Par Jean-Louis Ezine
La "Recherche" déclinée par Jean-Paul et Raphaël Enthoven en 324 thèmes: c'est le prix Femina de l'essai 2013.
JEAN-PAUL ENTHOVEN, né en 1949, est éditeur
chez Grasset, critique littéraire au "Point", auteur des "Enfants de
Saturne".
Son fils, RAPHAEL ENTHOVEN, né en 1975, est professeur de philosophie,
producteur à France-Culture, auteur du "Philosophe de service". Quelques
semaines après sa sortie, le premier tirage de 14.000 exemplaires du
"Dictionnaire" est déjà épuisé. (©DR)
«Oubliez un peu Proust», suppliait il y a peu le maître en personne de la proustologie, Jean-Yves Tadié.
Ah, monsieur le professeur, mais c'est qu'on ne peut pas ! Un artiste
conceptuel s'y est essayé: chaque jour, avec le côté bleu de sa gomme,
il a effacé une page de la «Recherche». Et pour quel résultat?
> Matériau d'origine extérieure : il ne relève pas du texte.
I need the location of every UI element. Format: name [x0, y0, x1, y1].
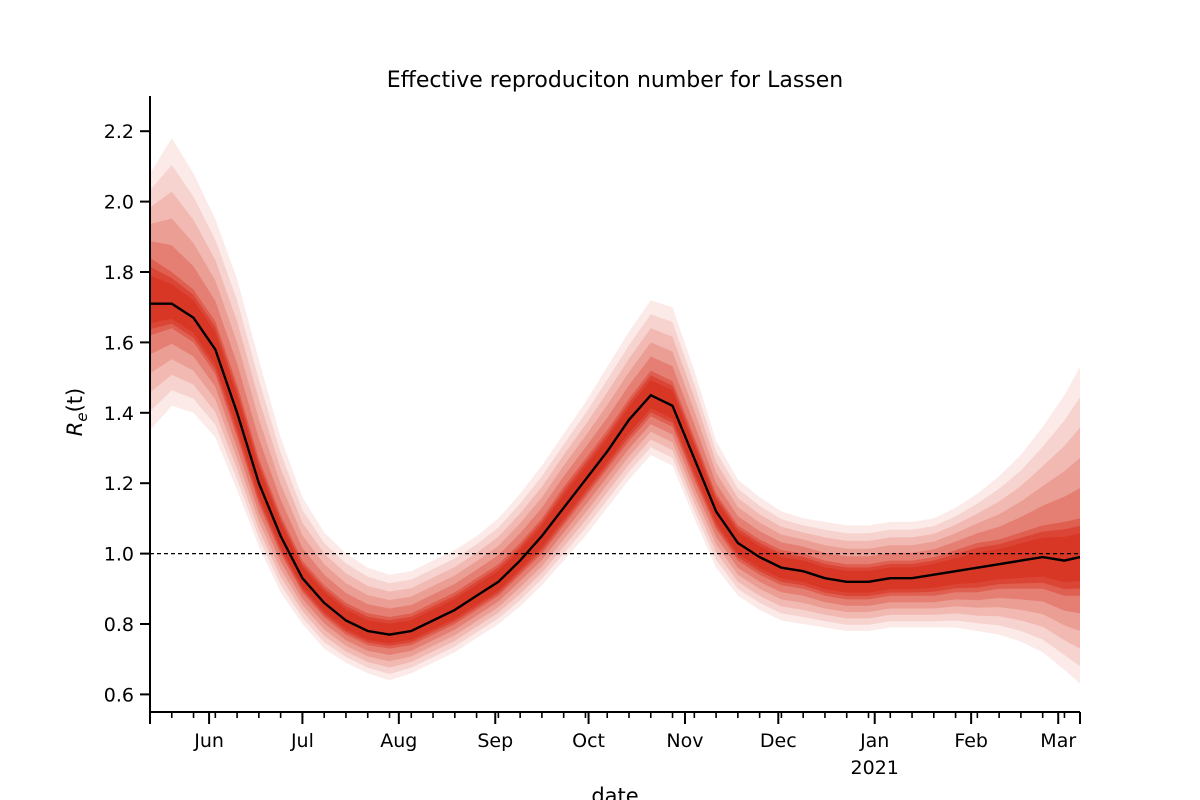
y-tick-label: 0.8: [104, 614, 134, 636]
x-tick-label: Mar: [1040, 730, 1076, 752]
x-tick-label: Feb: [954, 730, 988, 752]
x-tick-label: Jun: [193, 730, 224, 752]
x-ticks-group: Jun Jul Aug Sep Oct Nov Dec Jan 2021 Feb Mar: [149, 712, 1081, 779]
y-tick-label: 1.4: [104, 403, 134, 425]
x-tick-label: Oct: [572, 730, 605, 752]
x-tick-label: Dec: [760, 730, 797, 752]
x-tick-label: Jul: [290, 730, 314, 752]
x-tick-label: Nov: [666, 730, 703, 752]
x-tick-label: Aug: [380, 730, 417, 752]
x-tick-sublabel: 2021: [851, 757, 899, 779]
y-tick-label: 2.0: [104, 192, 134, 214]
y-tick-label: 1.6: [104, 332, 134, 354]
x-tick-label: Jan: [859, 730, 889, 752]
series-line: [150, 302, 1081, 636]
y-tick-label: 2.2: [104, 121, 134, 143]
y-axis-label: Re(t): [63, 388, 91, 436]
chart-title: Effective reproduciton number for Lassen: [387, 68, 843, 93]
uncertainty-band-group: [150, 138, 1080, 684]
y-tick-label: 1.2: [104, 473, 134, 495]
axes-group: [149, 96, 1080, 713]
y-tick-label: 1.8: [104, 262, 134, 284]
y-tick-label: 1.0: [104, 544, 134, 566]
uncertainty-band-layer-0: [150, 138, 1080, 684]
x-axis-label: date: [591, 784, 638, 800]
y-tick-label: 0.6: [104, 684, 134, 706]
uncertainty-band-layer-1: [150, 165, 1080, 674]
y-ticks-group: 0.6 0.8 1.0 1.2 1.4 1.6 1.8 2.0 2.2: [104, 121, 150, 706]
x-tick-label: Sep: [477, 730, 513, 752]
L'espèce
de sciure ainsi récoltée s'expose dans des galeries d'avant-garde comme
la poussière du temps perdu.Voilà à quoi mène la proustolâtrie, et on ne compte plus les manifestations cliniques de cette religion fatale, telle qu'y conduit depuis un siècle le culte de Marcel, détaillé avec autant d'humour circonspect que de gravité suave dans ses rites, ses temples et sa liturgie tout au long du «Dictionnaire amoureux» que lui consacrent les Enthoven père et fils.
Au reste, si les auteurs s'amusent de cette sorte de sorcellerie ou de vaudou intellectuel, on devine qu'ils en savourent trop les motifs pour paraître se gausser. Entre proustiens, on s'affectionne. On sait bien que tout ça se joue au deuxième degré, là où la vulgarité du monde n'atteint pas. Proust est un fournisseur de joie aux chercheurs de toute espèce.
Alphabétique, mais à peine raisonné
Il ne manquait plus que d'en établir le catalogue. Alphabétique, mais à peine raisonné, l'ouvrage traîne après lui une gaieté sans mélange, de A (comme «asperge», il va sans dire, cette façon de verge végétale servie à tout propos à la table du Narrateur) à Z (comme «Zidane», dont le coupable coup de tête en mondiovision lors d'un tournoi de football aurait été inspiré par un épisode de la «Recherche»).On voit par là que Mme Verdurin va devoir encore se tenir sévèrement les côtes, elle qui n'a pas son pareil pour dissimuler ses fous rires, «comme un enfant qui joue à cache-cache». Mais, comme le disait Queneau, qui classait Proust juste après la Bible, il n'y a pas que la rigolade dans la vie.
On se réjouit donc de constater que Schopenhauer, Spinoza et même Plotin, encore qu'il ne soit cité qu'une seule fois dans la «Recherche», ont leurs entrées dans ce monument d'érudition, tout comme la métempsycose, la procrastination, le palimpseste et, bien entendu, l'insomnie. Laquelle menace les curieux que cette plaisante encyclopédie va jeter sur les routes proustiennes. Mais il paraît que l'insomnie est un bienfait, c'est Marcel qui l'a dit.
Jean-Louis Ezine
Dictionnaire amoureux de Marcel Proust, par Jean-Paul et Raphaël Enthoven,
Plon et Grasset, 730 p., 24,50 euros.
Plon et Grasset, 730 p., 24,50 euros.